A parabola #y=x^2# is parametrised by #x=t# and #y=t^2#. A point P lies on the normal to the parabola at #A(t,t^2)#, and AP is 1 unit in length. Find the equation of the loci of the point #P# as #A# moves?

2 Answers
Jan 23, 2017

#P = P(t -2tsqrt(1/(4t^2+1)), t^2 +sqrt(1/(4t^2+1))) #

So the parametric equations of P are:

# P_x(t) = t -2tsqrt(1/(4t^2+1)) #
# p_y(t) = t^2 +sqrt(1/(4t^2+1)) #

Explanation:

enter image source here

Our parabola #y=x^2# is parametrised by #x=t# and #y=t^2#, and #A(t,t^2)# is a general point on the parabola, and we give the point #P# the coordinates (to be determined) #P(alpha, beta)#

Differentiating wrt #x# we have:

#dy/dx=2x = 2t #

So the gradient of the tangent at #A# is given by #dy/dx=t#, We are told that #AP# is perpendicular to to parabola, in other words, it is perpendicular to the tangent at A. Hence the gradient of AP is #-1/(2t)# as the product of their gradients are -1.
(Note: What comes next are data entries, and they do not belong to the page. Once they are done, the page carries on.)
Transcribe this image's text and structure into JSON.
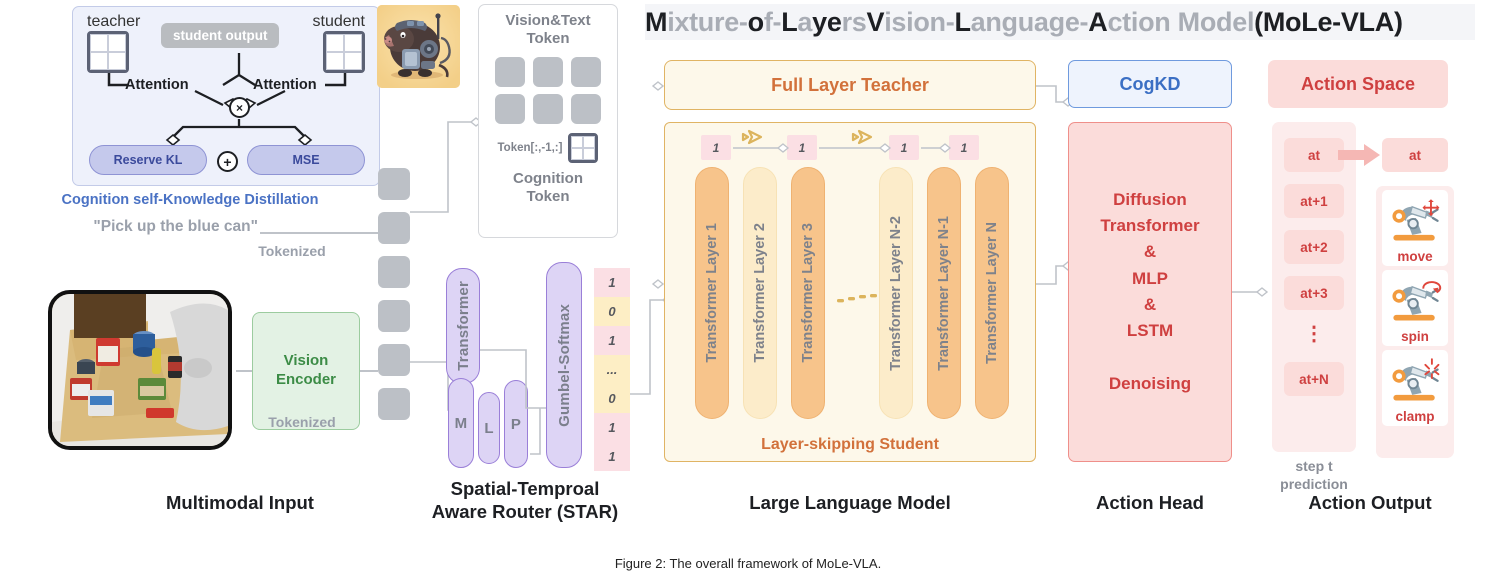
{
  "title": {
    "segments": [
      {
        "t": "M",
        "dark": true
      },
      {
        "t": "ixture-",
        "dark": false
      },
      {
        "t": "o",
        "dark": true
      },
      {
        "t": "f-",
        "dark": false
      },
      {
        "t": "L",
        "dark": true
      },
      {
        "t": "a",
        "dark": false
      },
      {
        "t": "y",
        "dark": true
      },
      {
        "t": "e",
        "dark": true
      },
      {
        "t": "rs ",
        "dark": false
      },
      {
        "t": "V",
        "dark": true
      },
      {
        "t": "ision-",
        "dark": false
      },
      {
        "t": "L",
        "dark": true
      },
      {
        "t": "anguage-",
        "dark": false
      },
      {
        "t": "A",
        "dark": true
      },
      {
        "t": "ction Model ",
        "dark": false
      },
      {
        "t": "(MoLe-VLA)",
        "dark": true
      }
    ],
    "full_text": "Mixture-of-Layers Vision-Language-Action Model (MoLe-VLA)"
  },
  "kd_panel": {
    "teacher_label": "teacher",
    "student_label": "student",
    "student_output": "student output",
    "attention_left": "Attention",
    "attention_right": "Attention",
    "multiply_op": "×",
    "add_op": "+",
    "loss_left": "Reserve KL",
    "loss_right": "MSE",
    "caption": "Cognition self-Knowledge Distillation"
  },
  "multimodal_input": {
    "prompt": "\"Pick up the blue can\"",
    "tokenized_text": "Tokenized",
    "tokenized_vision": "Tokenized",
    "vision_encoder": [
      "Vision",
      "Encoder"
    ],
    "section_label": "Multimodal Input"
  },
  "vision_text_token": {
    "title": [
      "Vision&Text",
      "Token"
    ],
    "token_index": "Token[:,-1,:]",
    "cognition_title": [
      "Cognition",
      "Token"
    ],
    "square_count": 6
  },
  "star": {
    "transformer_label": "Transformer",
    "mlp_letters": [
      "M",
      "L",
      "P"
    ],
    "gumbel_label": "Gumbel-Softmax",
    "bits": [
      "1",
      "0",
      "1",
      "...",
      "0",
      "1",
      "1"
    ],
    "bit_colors": [
      "#fbdfe4",
      "#fdeec5",
      "#fbdfe4",
      "#fdeec5",
      "#fdeec5",
      "#fbdfe4",
      "#fbdfe4"
    ],
    "section_label": [
      "Spatial-Temproal",
      "Aware Router (STAR)"
    ]
  },
  "llm": {
    "teacher_label": "Full Layer Teacher",
    "student_caption": "Layer-skipping Student",
    "gate_bits": [
      "1",
      "1",
      "1",
      "1"
    ],
    "layers": [
      {
        "label": "Transformer Layer 1",
        "active": true
      },
      {
        "label": "Transformer Layer 2",
        "active": false
      },
      {
        "label": "Transformer Layer 3",
        "active": true
      },
      {
        "label": "Transformer Layer N-2",
        "active": false
      },
      {
        "label": "Transformer Layer N-1",
        "active": true
      },
      {
        "label": "Transformer Layer N",
        "active": true
      }
    ],
    "section_label": "Large Language Model"
  },
  "action_head": {
    "cogkd_label": "CogKD",
    "body_lines": [
      "Diffusion",
      "Transformer",
      "&",
      "MLP",
      "&",
      "LSTM",
      "",
      "Denoising"
    ],
    "section_label": "Action Head"
  },
  "action_output": {
    "action_space_label": "Action Space",
    "at_source": "at",
    "at_target": "at",
    "steps": [
      "at+1",
      "at+2",
      "at+3",
      "⋮",
      "at+N"
    ],
    "robot_actions": [
      "move",
      "spin",
      "clamp"
    ],
    "step_prediction": [
      "step t",
      "prediction"
    ],
    "section_label": "Action Output"
  },
  "figure_caption": "Figure 2:  The overall framework of MoLe-VLA.",
  "colors": {
    "kd_blue": "#4a72c4",
    "teacher_orange": "#d2713b",
    "action_red": "#cf4040",
    "vision_green": "#3c8c46",
    "router_purple": "#9a7fd8",
    "gray_text": "#7e828b"
  }
}
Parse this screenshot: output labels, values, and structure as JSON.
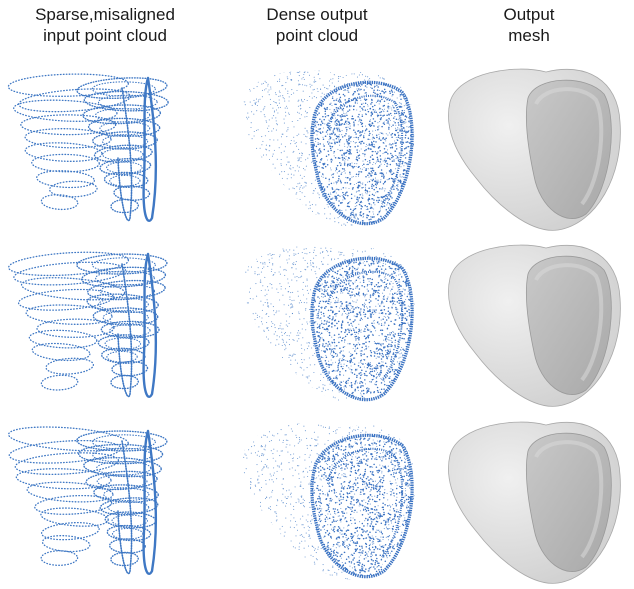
{
  "columns": [
    {
      "line1": "Sparse,misaligned",
      "line2": "input point cloud"
    },
    {
      "line1": "Dense output",
      "line2": "point cloud"
    },
    {
      "line1": "Output",
      "line2": "mesh"
    }
  ],
  "rows": 3,
  "colors": {
    "point_blue": "#3f78c4",
    "dense_blue": "#3a72c2",
    "mesh_light": "#e4e4e4",
    "mesh_inner": "#bdbdbd",
    "mesh_edge": "#a9a9a9"
  }
}
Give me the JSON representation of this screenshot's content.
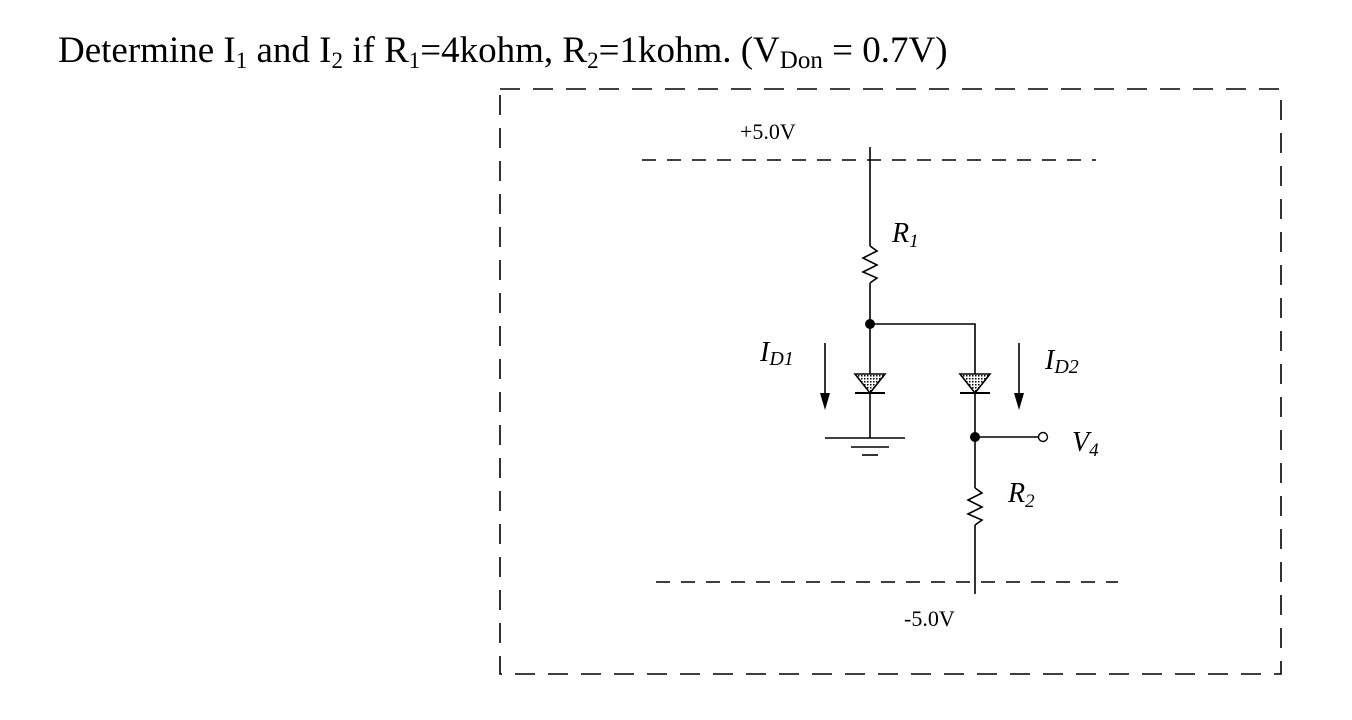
{
  "question": {
    "prefix": "Determine I",
    "sub1": "1",
    "and": " and I",
    "sub2": "2",
    "if_r": " if R",
    "r1_sub": "1",
    "r1_val": "=4kohm, R",
    "r2_sub": "2",
    "r2_val": "=1kohm. (V",
    "vdon_sub": "Don",
    "vdon_val": " = 0.7V)"
  },
  "circuit": {
    "vplus_label": "+5.0V",
    "vminus_label": "-5.0V",
    "r1": {
      "main": "R",
      "sub": "1"
    },
    "r2": {
      "main": "R",
      "sub": "2"
    },
    "id1": {
      "main": "I",
      "sub": "D1"
    },
    "id2": {
      "main": "I",
      "sub": "D2"
    },
    "v4": {
      "main": "V",
      "sub": "4"
    }
  }
}
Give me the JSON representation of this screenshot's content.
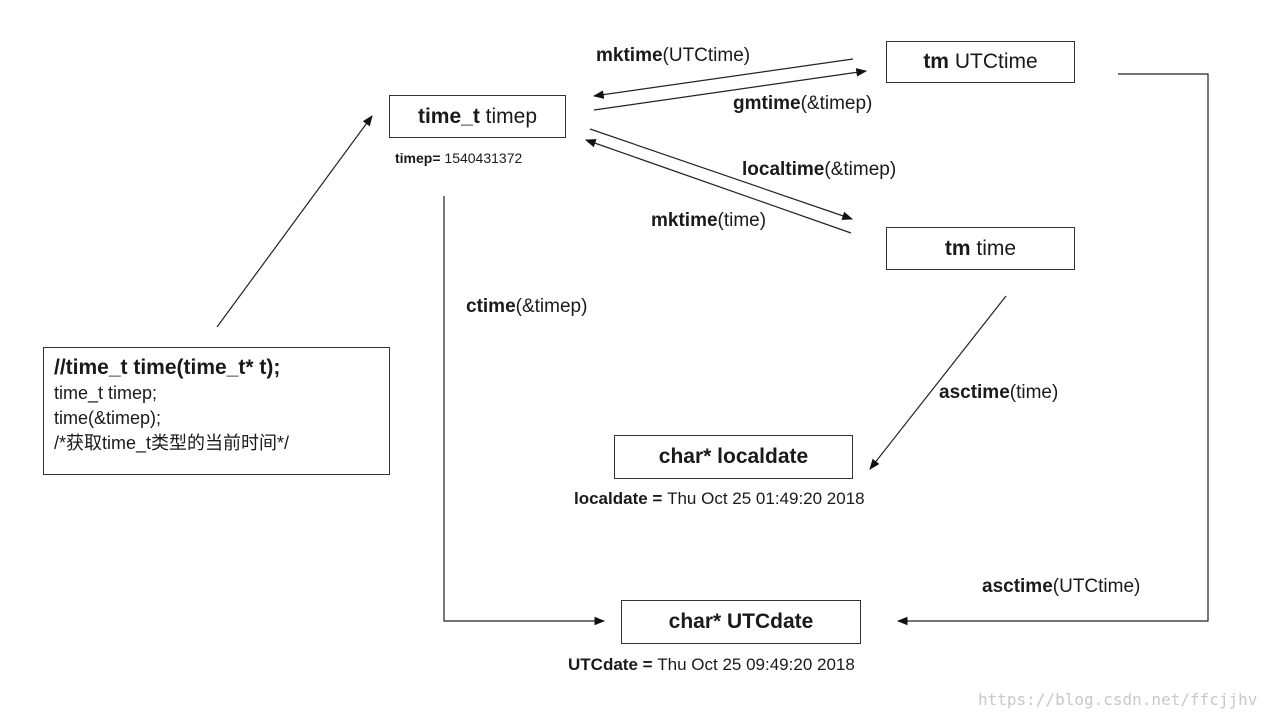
{
  "nodes": {
    "time_t": {
      "type": "time_t",
      "name": "timep"
    },
    "tm_utc": {
      "type": "tm",
      "name": "UTCtime"
    },
    "tm_local": {
      "type": "tm",
      "name": "time"
    },
    "char_local": {
      "type": "char*",
      "name": "localdate"
    },
    "char_utc": {
      "type": "char*",
      "name": "UTCdate"
    }
  },
  "values": {
    "timep": {
      "key": "timep=",
      "value": "1540431372"
    },
    "localdate": {
      "key": "localdate =",
      "value": "Thu Oct 25 01:49:20 2018"
    },
    "utcdate": {
      "key": "UTCdate =",
      "value": "Thu Oct 25 09:49:20 2018"
    }
  },
  "code": {
    "title": "//time_t time(time_t* t);",
    "lines": [
      "time_t timep;",
      "time(&timep);",
      "/*获取time_t类型的当前时间*/"
    ]
  },
  "edges": {
    "mktime_utc": {
      "fn": "mktime",
      "arg": "(UTCtime)"
    },
    "gmtime": {
      "fn": "gmtime",
      "arg": "(&timep)"
    },
    "localtime": {
      "fn": "localtime",
      "arg": "(&timep)"
    },
    "mktime_local": {
      "fn": "mktime",
      "arg": "(time)"
    },
    "ctime": {
      "fn": "ctime",
      "arg": "(&timep)"
    },
    "asctime_local": {
      "fn": "asctime",
      "arg": "(time)"
    },
    "asctime_utc": {
      "fn": "asctime",
      "arg": "(UTCtime)"
    }
  },
  "watermark": "https://blog.csdn.net/ffcjjhv"
}
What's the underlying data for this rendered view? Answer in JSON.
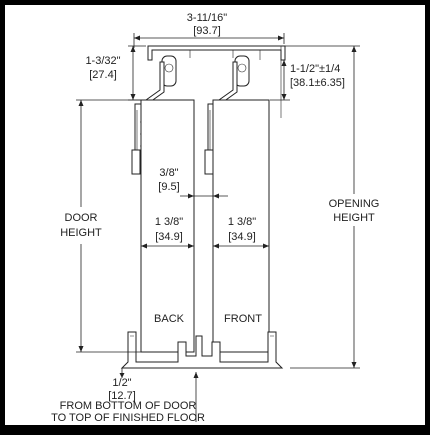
{
  "colors": {
    "frame": "#000000",
    "paper": "#ffffff",
    "ink": "#222222"
  },
  "dimensions": {
    "track_width": {
      "imperial": "3-11/16\"",
      "metric": "[93.7]"
    },
    "track_height": {
      "imperial": "1-3/32\"",
      "metric": "[27.4]"
    },
    "adjustment": {
      "imperial": "1-1/2\"±1/4",
      "metric": "[38.1±6.35]"
    },
    "door_gap": {
      "imperial": "3/8\"",
      "metric": "[9.5]"
    },
    "back_thickness": {
      "imperial": "1 3/8\"",
      "metric": "[34.9]"
    },
    "front_thickness": {
      "imperial": "1 3/8\"",
      "metric": "[34.9]"
    },
    "floor_clearance": {
      "imperial": "1/2\"",
      "metric": "[12.7]"
    }
  },
  "labels": {
    "door_height": [
      "DOOR",
      "HEIGHT"
    ],
    "opening_height": [
      "OPENING",
      "HEIGHT"
    ],
    "back": "BACK",
    "front": "FRONT",
    "floor_note": [
      "FROM BOTTOM OF DOOR",
      "TO TOP OF FINISHED FLOOR"
    ]
  }
}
We can now form the equation of the normal #AP# using the point-slope form of the straight line, #y-y_1=m(x-x_1)#:

# y-t^2=-1/(2t)(x-t) #
# :. 2ty-2t^3=-(x-t) #
# :. 2ty-2t^3=+t-x #

#P(alpha, beta)# lies on this line, giving:

# :. 2tbeta-2t^3 = t -alpha#

And we are also told that #AP# has length 1, so by Pythagoras:

# (t-alpha)^2+(t^2-beta)^2=1^2 #

We can combine these equations to eliminate #t -alpha#:

# (2tbeta-2t^3)^2+(t^2-beta)^2=1 #
# :. 4t^2beta^2-8t^4beta+4t^6 + t^4-2t^2beta+beta^2 = 1 #
# :. (4t^2+1)beta^2-2t^2(4t^2+1)beta +t^4(4t^2+1)=1 #
# :. beta^2-2t^2beta +t^4=1/(4t^2+1) #
# :. beta^2-2t^2beta +t^4-1/(4t^2+1) =0#

We can solve this quadratic in #beta# by completing the square to get:

# (beta-t^2)^2-t^4 +t^4-1/(4t^2+1) =0#
# :. (beta-t^2)^2 = 1/(4t^2+1)#
# :. beta-t^2 = +-sqrt(1/(4t^2+1))#
# :. beta = t^2 +-sqrt(1/(4t^2+1))#

We have found two solutions because there is one point #AP# distance #1# unit extending inwards,and one point extending outwards. Intuitively we choose #beta=t^2 +sqrt(1/(4t^2+1))#.

Now from before we have:

#2tbeta-2t^3 = t -alpha# :
# :. alpha = t -2tbeta+2t^3 #

Substituting our valu of #beta#, from above, gives us:

# alpha = t -2t(t^2 +sqrt(1/(4t^2+1)))+2t^3#
# alpha = t -2t^3 -2tsqrt(1/(4t^2+1))+2t^3#
# alpha = t -2tsqrt(1/(4t^2+1))#

And so the general coordinates of #P(alpha,beta)# in term of #t# are:

#P = P(t -2tsqrt(1/(4t^2+1)), t^2 +sqrt(1/(4t^2+1))) #

So the parametric equations of P are:

# P_x(t) = t -2tsqrt(1/(4t^2+1)) #
# p_y(t) = t^2 +sqrt(1/(4t^2+1)) #

The loci traced out by #P# as #A# moves along the parabola is shown in the following graph in green:

enter image source here

Jan 26, 2017

#((x_p=t-(2t)/sqrt(4t^2+1)),(y_p=t^2+1/sqrt(4t^2+1)))#

Explanation:

Given #f(x,y)=y-x^2=0# the normal vector at point #(x_0,f(x_0))# is obtained as #\vec n = ((partial f)/(partial x), (partial f)/(partial y))=(-2x,1)#

but #(x,y)=(t,t^2)#. The point coordinates of the sought geometric place is given by

#p=(x,y)+d (vec n)/norm(vec n)# or

#p = (t,t^2)+d{(-2t,1)}/sqrt((-2t)^2+1)# or

#((x_p=t-2d(t/sqrt(4t^2+1))),(y_p=t^2+d/sqrt(4t^2+1)))#, Now if #d=1#

#((x_p=t-(2t)/sqrt(4t^2+1)),(y_p=t^2+1/sqrt(4t^2+1)))#